Description
Originally discussed and narrowed down based on log evidence in #8776.
Consider the following scenario in a cluster with very short lived connections and thus very high connection churn:
- A client connection is opened, and an Erlang process (a "green thread" if you will) is started for it to handle it. This connection has an identifier such as <0.1139.0>
- Connection is closed a few milliseconds later
file_handle_cache
handles the connection closure event and clears a row with some metrics
So far so good. Now, concurrently with that, another connection is open and
- It gets the same local Erlang process identifier, say, <0.1139.0> (the same value as the recently terminated connection)

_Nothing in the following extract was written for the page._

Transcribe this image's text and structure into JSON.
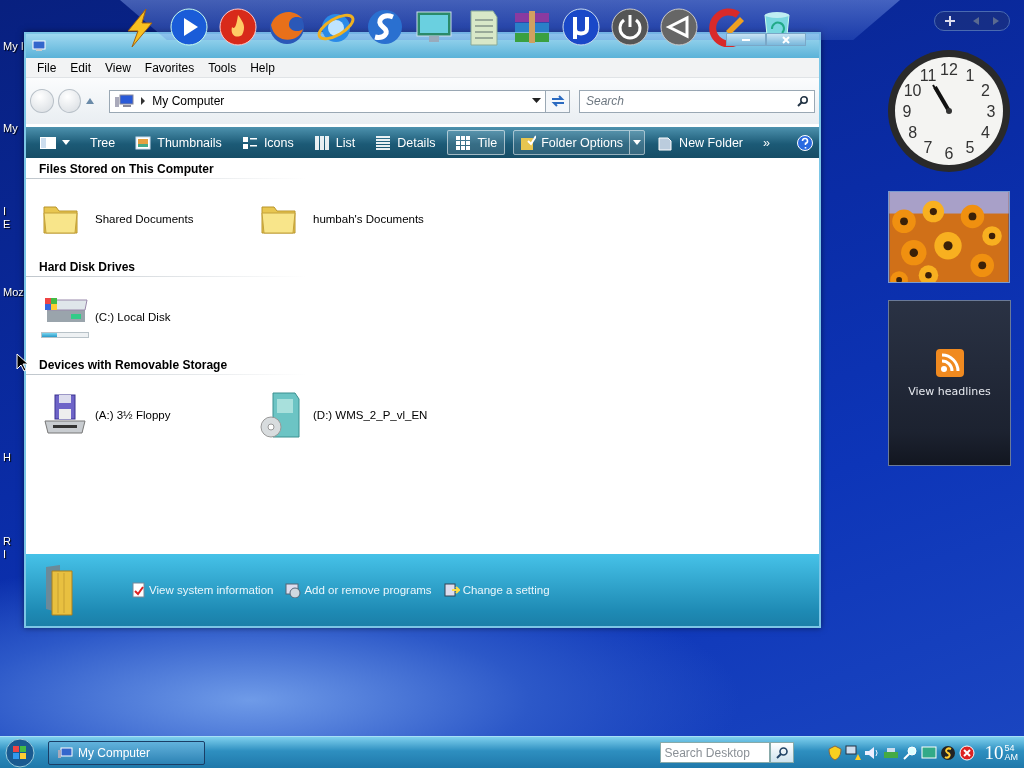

- It starts performing operations that result in metrics being updated
- But the above connection closure event handler will concurrently delete the metric row table
- Now all metric updates (writes) operation fail due to the missing key
- And with that, all client operations on a connection
In other words, for this scenario to happen you need one very short lived connection and another very short-lived connection to get "assigned" the same Erlang process ("green thread") ID, then two independent metric table updates can step over one another.
file_handle_cache
and file_handle_cache_stats
should be more defensive when updating metrics.
Besides avoiding connection churn, what reduces the probability of running into this
issue is the use of classic queues v2 that do not rely on the file handle cache where CQv1 did.